Maybe he was Filipino. Was that in Asia? Probably. Asia’s out-of-control huge.
Eleanor had only known one Asian person in her life – Paul, who was in her math class at her old school. Paul was Chinese. His parents had moved to Omaha to get away from the Chinese government. (Which seemed like an extreme choice. Like they’d looked at the globe and said, ‘Yup. That’s as far away as possible.’)
Paul was the one who’d taught Eleanor to say ‘Asian’ and not ‘oriental.’ ‘Oriental’s for food,’
he’d said.
‘Whatever,
LaChoy
Boy,’
she’d said back.
Eleanor couldn’t figure out what an Asian person was doing in the Flats anyway. Everybody else here was seriously white.
Like, white by choice. Eleanor had never even heard the n-word said out loud until she moved here, but the kids on her bus used it like it was the only way to indicate that somebody was black. Like there was no other word or phrase that would work.
Eleanor stayed away from the n-word even in her head. It was bad enough that, thanks to Richie’s influence, she went around mentally calling everyone she met a ‘motherfucker.’ (Irony.) There were three or four other Asian kids at their school.
Cousins. One of them had written an essay about being a refugee from Laos.
And then there was Ol’ Green Eyes.
Who she was apparently going to tell her whole life story to.
Maybe on the way home, she’d tell him that she didn’t have a phone or a washing machine or a toothbrush.
That last thing, she was thinking
about
telling
her
counselor. Mrs Dunne had sat Eleanor down on her first day of school and given a little speech about how Eleanor could tell her anything. All through the speech, she kept squeezing the fattest part of Eleanor’s arm.
If Eleanor told Mrs Dunne everything – about Richie, her mom, everything – Eleanor didn’t know what would happen.
But if she told Mrs Dunne about the toothbrush … maybe Mrs Dunne would just get her one.
And then Eleanor could stop sneaking into the bathroom after lunch to rub her teeth with salt.
(She’d seen that in a Western once. It probably didn’t even work.)
The bell rang. 10:12.
Just two more periods until English. She wondered if he’d talk to her in class. Maybe that’s what they did now.
She could still hear that voice in her head – not his – the singer’s. From the Smiths. You could hear his accent, even when he was singing. He sounded like he was crying out.
‘I am the sun …
And the air …’
Eleanor didn’t notice at first how un-horrible everyone was being in gym. (Her head was still on the bus.) They were playing volleyball today, and once Tina said, ‘Your serve, bitch,’ but that was it, and that was practically jocular, all-things-Tina considered.
When Eleanor got to the locker room, she realized why Tina had been so low-key; she was just waiting. Tina and her friends – and the black girls, too, everybody wanted a piece of this – were standing at the end of Eleanor’s row, waiting for her to walk to her locker.
It was covered with Kotex pads. A whole box, it looked like.
At first Eleanor thought the pads were actually bloody, but when she got closer she could see that it was just red magic marker.
Somebody had written ‘Raghead’
and ‘Big Red’ on a few of the pads, but they were the expensive kind, so the ink was already starting to absorb.
If Eleanor’s clothes weren’t in that locker, if she was wearing anything other than this gymsuit, she would have just walked away.
Instead she walked past the girls, with her chin as high as she could manage, and methodically peeled the pads off her locker.
There were even some inside, stuck to her clothes.

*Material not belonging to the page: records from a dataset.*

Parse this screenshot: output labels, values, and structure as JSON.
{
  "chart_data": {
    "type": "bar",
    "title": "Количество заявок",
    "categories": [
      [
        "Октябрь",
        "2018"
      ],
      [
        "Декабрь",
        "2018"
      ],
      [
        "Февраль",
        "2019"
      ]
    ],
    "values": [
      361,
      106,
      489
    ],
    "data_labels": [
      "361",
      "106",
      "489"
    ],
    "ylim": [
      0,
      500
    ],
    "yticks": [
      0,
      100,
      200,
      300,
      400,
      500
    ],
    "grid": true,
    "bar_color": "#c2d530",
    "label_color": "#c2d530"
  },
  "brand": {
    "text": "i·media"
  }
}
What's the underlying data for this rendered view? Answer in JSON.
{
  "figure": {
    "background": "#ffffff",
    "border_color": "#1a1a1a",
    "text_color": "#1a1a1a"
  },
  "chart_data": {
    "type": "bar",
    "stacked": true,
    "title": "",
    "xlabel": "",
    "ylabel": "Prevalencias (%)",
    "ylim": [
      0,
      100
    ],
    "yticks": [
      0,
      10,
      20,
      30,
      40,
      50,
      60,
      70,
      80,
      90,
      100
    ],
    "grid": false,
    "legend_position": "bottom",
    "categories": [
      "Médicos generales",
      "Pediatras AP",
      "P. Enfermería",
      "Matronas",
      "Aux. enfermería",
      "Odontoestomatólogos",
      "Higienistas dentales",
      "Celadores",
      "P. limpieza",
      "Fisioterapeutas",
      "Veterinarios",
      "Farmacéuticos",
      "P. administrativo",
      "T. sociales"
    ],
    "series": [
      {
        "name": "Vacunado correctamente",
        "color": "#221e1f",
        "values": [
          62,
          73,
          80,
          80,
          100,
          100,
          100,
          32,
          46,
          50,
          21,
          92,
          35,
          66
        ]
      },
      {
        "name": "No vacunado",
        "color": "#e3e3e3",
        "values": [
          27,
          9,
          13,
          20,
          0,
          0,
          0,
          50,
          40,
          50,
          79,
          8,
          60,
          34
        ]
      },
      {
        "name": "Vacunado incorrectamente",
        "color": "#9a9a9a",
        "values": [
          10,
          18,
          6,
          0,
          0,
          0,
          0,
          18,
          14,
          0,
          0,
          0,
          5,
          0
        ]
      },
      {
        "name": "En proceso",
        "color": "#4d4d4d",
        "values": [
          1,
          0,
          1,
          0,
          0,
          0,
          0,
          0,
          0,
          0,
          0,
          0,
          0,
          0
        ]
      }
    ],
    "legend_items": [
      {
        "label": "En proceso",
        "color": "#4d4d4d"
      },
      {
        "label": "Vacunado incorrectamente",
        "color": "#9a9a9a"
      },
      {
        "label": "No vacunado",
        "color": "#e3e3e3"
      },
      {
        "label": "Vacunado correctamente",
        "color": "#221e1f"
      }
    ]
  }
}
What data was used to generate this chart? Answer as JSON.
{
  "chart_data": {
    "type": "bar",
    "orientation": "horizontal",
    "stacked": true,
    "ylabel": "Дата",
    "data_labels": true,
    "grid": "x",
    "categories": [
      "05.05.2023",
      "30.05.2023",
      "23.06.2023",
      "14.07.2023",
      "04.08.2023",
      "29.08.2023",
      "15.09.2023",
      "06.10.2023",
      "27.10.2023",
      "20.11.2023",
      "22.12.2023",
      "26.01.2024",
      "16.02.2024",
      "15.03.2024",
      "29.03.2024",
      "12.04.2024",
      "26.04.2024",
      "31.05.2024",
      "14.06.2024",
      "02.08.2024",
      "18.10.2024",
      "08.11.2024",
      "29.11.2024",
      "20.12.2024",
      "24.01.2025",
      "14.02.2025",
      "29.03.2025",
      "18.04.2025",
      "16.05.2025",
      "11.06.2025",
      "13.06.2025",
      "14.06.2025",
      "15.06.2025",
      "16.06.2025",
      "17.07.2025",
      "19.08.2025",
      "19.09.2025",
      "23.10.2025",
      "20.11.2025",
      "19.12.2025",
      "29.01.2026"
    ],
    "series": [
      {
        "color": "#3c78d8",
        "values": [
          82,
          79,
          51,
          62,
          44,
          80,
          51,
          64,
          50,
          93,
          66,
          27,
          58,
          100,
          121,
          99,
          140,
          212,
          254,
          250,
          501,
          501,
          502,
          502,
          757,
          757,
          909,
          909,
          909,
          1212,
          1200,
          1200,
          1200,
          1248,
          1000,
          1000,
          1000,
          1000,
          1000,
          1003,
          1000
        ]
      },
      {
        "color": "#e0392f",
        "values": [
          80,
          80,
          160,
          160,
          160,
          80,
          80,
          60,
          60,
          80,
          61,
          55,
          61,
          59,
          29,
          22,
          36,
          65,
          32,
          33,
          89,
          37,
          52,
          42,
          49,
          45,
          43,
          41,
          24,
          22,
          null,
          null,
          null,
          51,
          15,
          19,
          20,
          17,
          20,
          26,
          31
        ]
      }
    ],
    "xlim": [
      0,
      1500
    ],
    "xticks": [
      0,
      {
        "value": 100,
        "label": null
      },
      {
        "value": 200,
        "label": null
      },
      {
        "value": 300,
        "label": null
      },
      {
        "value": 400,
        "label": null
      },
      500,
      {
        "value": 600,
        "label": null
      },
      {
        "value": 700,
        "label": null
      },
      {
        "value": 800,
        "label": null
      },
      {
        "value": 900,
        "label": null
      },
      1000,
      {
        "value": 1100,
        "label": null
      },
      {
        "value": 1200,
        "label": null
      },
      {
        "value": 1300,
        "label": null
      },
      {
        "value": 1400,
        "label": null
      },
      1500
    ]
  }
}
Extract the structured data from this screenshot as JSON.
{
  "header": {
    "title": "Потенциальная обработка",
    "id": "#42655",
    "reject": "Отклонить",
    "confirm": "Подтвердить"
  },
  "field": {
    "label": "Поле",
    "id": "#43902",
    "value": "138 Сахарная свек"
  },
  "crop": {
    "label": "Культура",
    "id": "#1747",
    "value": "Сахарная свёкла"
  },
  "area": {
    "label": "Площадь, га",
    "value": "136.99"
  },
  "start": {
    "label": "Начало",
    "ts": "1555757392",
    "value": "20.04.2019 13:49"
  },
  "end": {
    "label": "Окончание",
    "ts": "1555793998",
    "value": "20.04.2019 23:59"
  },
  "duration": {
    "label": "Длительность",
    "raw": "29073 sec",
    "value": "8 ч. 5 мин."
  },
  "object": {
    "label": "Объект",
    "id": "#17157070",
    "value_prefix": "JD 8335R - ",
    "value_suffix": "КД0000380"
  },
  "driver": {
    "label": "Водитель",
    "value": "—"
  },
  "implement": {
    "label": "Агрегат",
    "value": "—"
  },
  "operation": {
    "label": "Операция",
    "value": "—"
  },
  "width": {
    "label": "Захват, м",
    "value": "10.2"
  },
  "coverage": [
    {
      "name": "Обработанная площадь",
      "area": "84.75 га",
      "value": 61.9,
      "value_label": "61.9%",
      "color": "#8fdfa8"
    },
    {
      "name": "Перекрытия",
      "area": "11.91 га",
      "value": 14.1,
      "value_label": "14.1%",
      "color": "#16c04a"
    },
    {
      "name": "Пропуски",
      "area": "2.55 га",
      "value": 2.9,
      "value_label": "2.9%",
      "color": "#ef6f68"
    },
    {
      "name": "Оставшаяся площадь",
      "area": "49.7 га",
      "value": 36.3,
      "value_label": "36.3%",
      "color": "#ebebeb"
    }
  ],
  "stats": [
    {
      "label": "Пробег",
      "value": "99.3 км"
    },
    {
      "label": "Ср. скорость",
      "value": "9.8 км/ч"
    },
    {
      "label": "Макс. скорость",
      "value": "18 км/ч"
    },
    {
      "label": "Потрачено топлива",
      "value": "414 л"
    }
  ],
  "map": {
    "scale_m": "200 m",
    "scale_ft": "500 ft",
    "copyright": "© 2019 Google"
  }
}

Eleanor cried a little bit, she couldn’t help it, but she kept her back to everybody so there wouldn’t be a show. It was all over in a few minutes anyway because nobody wanted to be late to lunch. Most of the girls still had to change and redo their hair.
After everyone else walked away, two black girls stayed. They walked over to Eleanor and started pulling pads off the wall. ‘Ain’t no thing,’ one of the girls whispered, crumpling a pad into a ball. Her name was DeNice, and she looked too young to be in the tenth grade.
She was small, and she wore her hair in two braided pigtails.
Eleanor shook her head, but didn’t say anything.
‘Those girls are trifling,’
DeNice
said.
‘They’re
so
insignificant, God can hardly see them.’
‘Hmm-hmm,’ the other girl agreed. Eleanor was pretty sure her name was Beebi. Beebi was what Eleanor’s mom would call ‘a big girl.’ Much bigger than Eleanor. Beebi’s gymsuit was even a different color than everybody else’s, like they’d had to special order it for her. Which made Eleanor feel bad about feeling so bad about her own body … And which also made her wonder why she was the official fat girl in the class.